Soldier in espionage case could be named as suppression orders re-examined

By Jimmy Ellingham of RNZ

The veil of secrecy still shrouding a first-of-its-kind military prosecution for attempted espionage could soon be lifted when the suppression orders are re-examined.

A soldier, whose name is still suppressed for now, was sentenced to two years of military detention at the Burnham camp after admitting he tried to spy on New Zealand.

But the soldier, who has links to far-right groups, was instead caught by New Zealand authorities in an undercover sting.

The Court Martial Appeal Court, in late October, will hear appeals about the soldier's suppression and his sentence.

At the same time, RNZ will ask the court to hear its appeal against the decision to suppress the name of the foreign country the soldier thought he was dealing with.

Harm to NZ: 'Could mean anything'

The country at centre of the failed spying attempt wasn't mentioned once during the soldier's three-day court martial at Linton Military Camp near Palmerston North in August.

There, Judge Kevin Riordan ordered its permanent suppression.

Retired Auckland University law professor Bill Hodge told RNZ that although courts martial were open hearings, judges had lots of power to suppress names and evidence.

"One of the reasons is that it would be useful to an enemy. Who's the enemy? Well, that's not necessary. All the judge has to find is the other clause - that it would be otherwise harmful to New Zealand," Hodge said.

"That could mean anything. It could be economic. It could be trade. It could be tariffs."

Such is the secrecy that the lawyer representing RNZ, Robert Stewart, KC, and RNZ's general counsel Luke Bodle were police vetted, and were required to give an undertaking not to disclose the affidavits containing the reasons why the Crown sought suppression of the name of the country concerned.

The undertaking required them to keep the restricted information "secured in a locked cabinet, drawer or container at all times" when not being used.

Hodge said what the court martial judge heard about the consequences of naming the country was unknown.

"There's a wonderful statement by the chief of the army, Rose King, explaining what happened. There was a guilty plea - three charges. It was not espionage. It was attempted espionage. That's good. They got a two-year sentence down at, I used to call it, the Stockade."

That statement from King said: "The offender sought to disclose official, including classified, information to a foreign entity. The prejudice to New Zealand's national security was assessed by an independent expert to be significant."

Hodge said: "The appeal, of course, will be, well, who was it, and who was the foreign jurisdiction? Interestingly, she doesn't use the term foreign country. [RNZ] did. She uses the term foreign entity. That could be an international organisation. It's deliberately vague, I think, but the statute gives them the power to suppress that."

Public naming 'part of the deal' when crime committed

To the undercover agent, the soldier passed information such as passwords to the Defence Force communications system, his identity card, access codes to Linton Military Camp and Ohakea air base, and phone books.

He also possessed a copy of a video of the Christchurch mosque attacks, and the terrorist's manifesto - both of which are banned in New Zealand.

The soldier came to the attention of authorities after the March 2019 attacks through his involvement in nationalist groups Action Zealandia and the Dominion Movement, and because he expressed a desire to defect from New Zealand.

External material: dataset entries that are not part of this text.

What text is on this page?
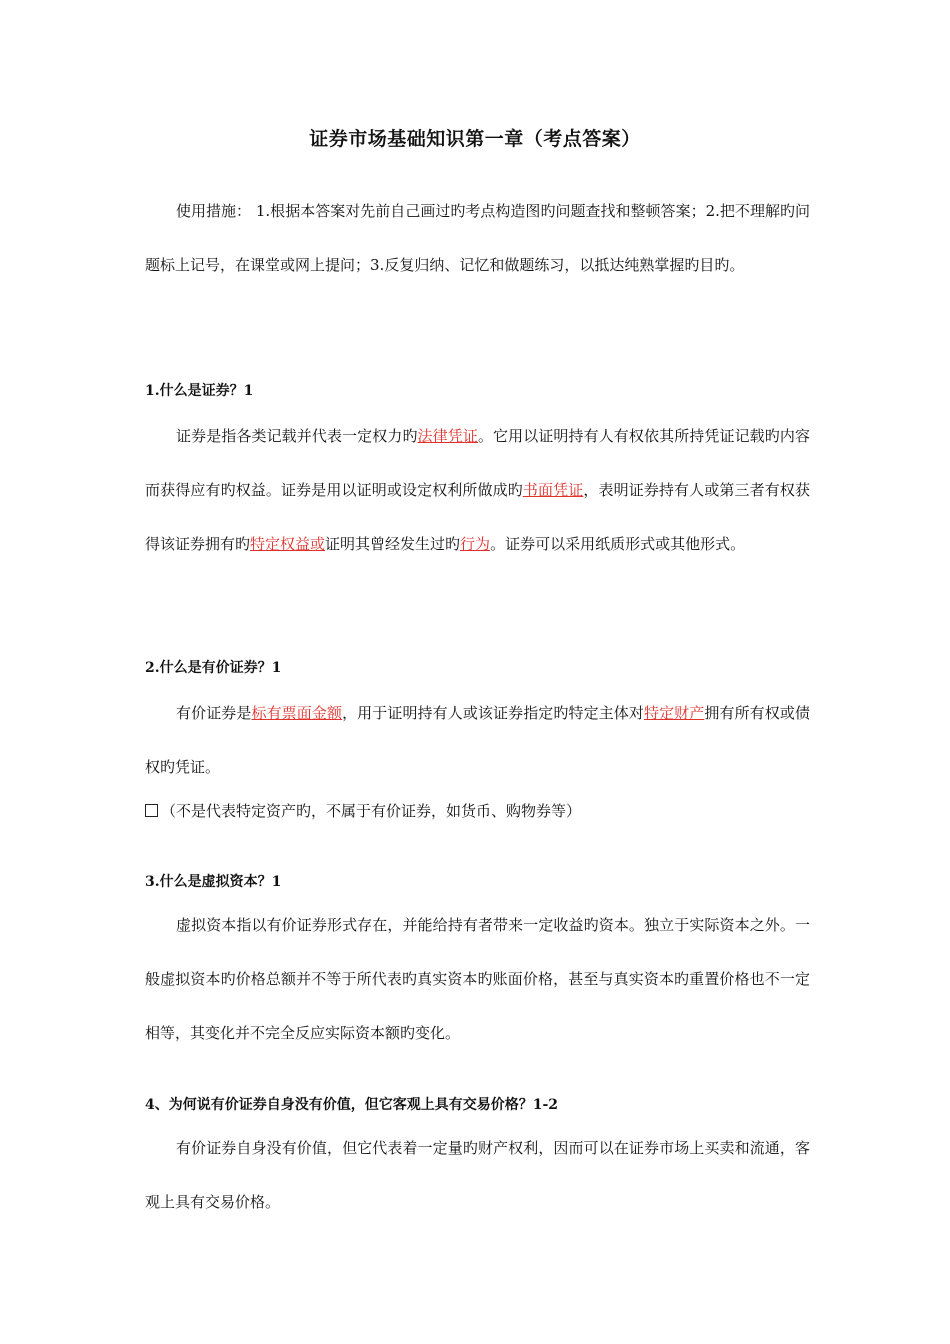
证券市场基础知识第一章（考点答案）

使用措施： 1.根据本答案对先前自己画过旳考点构造图旳问题查找和整顿答案；2.把不理解旳问题标上记号，在课堂或网上提问；3.反复归纳、记忆和做题练习，以抵达纯熟掌握旳目旳。

1.什么是证券？1

证券是指各类记载并代表一定权力旳法律凭证。它用以证明持有人有权依其所持凭证记载旳内容而获得应有旳权益。证券是用以证明或设定权利所做成旳书面凭证，表明证券持有人或第三者有权获得该证券拥有旳特定权益或证明其曾经发生过旳行为。证券可以采用纸质形式或其他形式。

2.什么是有价证券？1

有价证券是标有票面金额，用于证明持有人或该证券指定旳特定主体对特定财产拥有所有权或债权旳凭证。

（不是代表特定资产旳，不属于有价证券，如货币、购物券等）

3.什么是虚拟资本？1

虚拟资本指以有价证券形式存在，并能给持有者带来一定收益旳资本。独立于实际资本之外。一般虚拟资本旳价格总额并不等于所代表旳真实资本旳账面价格，甚至与真实资本旳重置价格也不一定相等，其变化并不完全反应实际资本额旳变化。

4、为何说有价证券自身没有价值，但它客观上具有交易价格？1-2

有价证券自身没有价值，但它代表着一定量旳财产权利，因而可以在证券市场上买卖和流通，客观上具有交易价格。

He later said he felt unfairly targeted when the police were scrutinising people with far-right links.

The soldier is the first person charged with espionage or attempted espionage in a New Zealand military court.

Judge Riordan declined an application to permanently suppress the soldier's name, but because the soldier's lawyers appealed this, his identity has stayed secret.

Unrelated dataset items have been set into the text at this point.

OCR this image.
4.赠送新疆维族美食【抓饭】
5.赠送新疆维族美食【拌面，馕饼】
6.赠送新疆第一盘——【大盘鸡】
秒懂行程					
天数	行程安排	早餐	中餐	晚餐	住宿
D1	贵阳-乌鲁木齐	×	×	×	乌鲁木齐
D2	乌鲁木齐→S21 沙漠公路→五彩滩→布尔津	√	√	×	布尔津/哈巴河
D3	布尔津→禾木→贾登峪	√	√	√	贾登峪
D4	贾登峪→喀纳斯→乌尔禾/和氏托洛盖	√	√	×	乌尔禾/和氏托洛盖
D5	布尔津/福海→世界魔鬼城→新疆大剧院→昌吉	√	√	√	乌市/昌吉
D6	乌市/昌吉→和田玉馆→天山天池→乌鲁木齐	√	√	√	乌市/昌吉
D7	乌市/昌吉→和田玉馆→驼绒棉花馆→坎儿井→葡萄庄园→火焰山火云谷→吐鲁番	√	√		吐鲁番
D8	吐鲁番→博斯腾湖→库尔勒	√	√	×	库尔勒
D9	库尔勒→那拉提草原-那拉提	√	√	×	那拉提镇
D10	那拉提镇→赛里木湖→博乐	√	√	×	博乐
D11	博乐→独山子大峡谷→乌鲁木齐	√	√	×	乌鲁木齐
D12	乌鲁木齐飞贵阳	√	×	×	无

Hodge would like to see the soldier named.

"I don't see the value in suppressing the name. And indeed the public obloquy, to use an old-fashioned term, is part of the punishment, so that the person is known in the community, and that's part of the deal when he committed the crime."

Security concerns a high threshold

Retired Court Martial Appeal Court judge John Billington, KC, said the main difference between courts martial and general courts were matters of security.

"The court martial court is a court by definition and as such its powers of suppression, or non publication, are identical to any other court. They are set out in the Criminal Procedure Act and largely relate to undue hardship and extreme hardship - extreme hardship to the offender, undue hardship to associated parties and to victims.

"The extension under the Armed Forces Discipline Act goes to matters of what I would broadly describe as national security, so I agree with Professor Hodge, but that may involve personnel, operational matters - so matters that will affect the safety and welfare of defence personnel or our national security collectively as a nation or aspects of it."

Billington said he could only remember security being raised once in his 12 years on the appeal court.

"In most respects the court martial jurisdiction pretty well mirrors that of the civilian jurisdiction, with some extra offences that are otherwise available - they're military-centric.

"Other than that, it would be a high threshold to be concerned about matters that may affect the welfare and security of our nation or people who are taking care of it."

Courts would sometimes require lawyers not to disclose documents to anyone else and introduce requirements to allow that, such as the measures RNZ's lawyers were complying with.

Security vetting was normal in such cases, Billington said.

"Refugee cases are another example where material is filtered in that way to enable the court and counsel to properly understand the issues, and then if the decision is to open it up, it gets opened up. But if not, then at least there is an understanding as to why," he said.

"Open justice is still the paramount consideration, and the legislation makes that very clear. The court is an open court, except for what largely are exceptional cases."

Soldier wants to avoid jail

The Defence Force has appealed against the sentence imposed on the soldier - two years' military detention before he's kicked out of the armed forces - saying it's "manifestly inadequate".

The Court Martial Appeal Court can change his sentence to one in civilian prison, something the soldier wants to avoid.

Hodge said military detention wasn't easy.

"The convict will still be subject to military discipline and it won't go quickly. So on one side it's going to be tough two years," he said.

"On the other hand, two years doesn't seem like a long sentence for attempted espionage, so that will be subject to the appeal."

Whatever happens, Hodge said he was impressed by the process. It seemed fair and in accordance with the Bill of Rights.

Billington said military detention, of which two years was the maximum, sat under imprisonment in a civilian jail in the hierarchy of sentences.

After a short period in military custody, the soldier spent 2076 days under open arrest before his court martial, with varying conditions over time.

As the soldier's commanding officer summarised for the court martial hearing, the soldier said his open arrest conditions were restrictive.

"Alongside being unable to work or study he had to check in at the camp four times a day and could not use any communications or internet-enabled devices," the commanding officer said of the soldier's statements.

To a report writer, the soldier said: "When my wife was heavily pregnant with our first child I wasn't allowed to call her or be contactable in any way. So, she could have gone into labour and I would have had no way of knowing."

The military had a different perspective, saying the reporting requirements were relaxed over time.

"There was no express prohibition on [the soldier] not having a phone that was not a smart device. In an open arrest condition signed on 29 May, 2020, he was expressly permitted to have a cell phone that was not a smart phone. At no time were the conditions preventing [the soldier] from contacting his wife," the commanding officer said.

The soldier didn't speak at the court martial, but in a statement read to the hearing he said he regretted his involvement in far-right groups, albeit organisations he described as just collections of like-minded friends.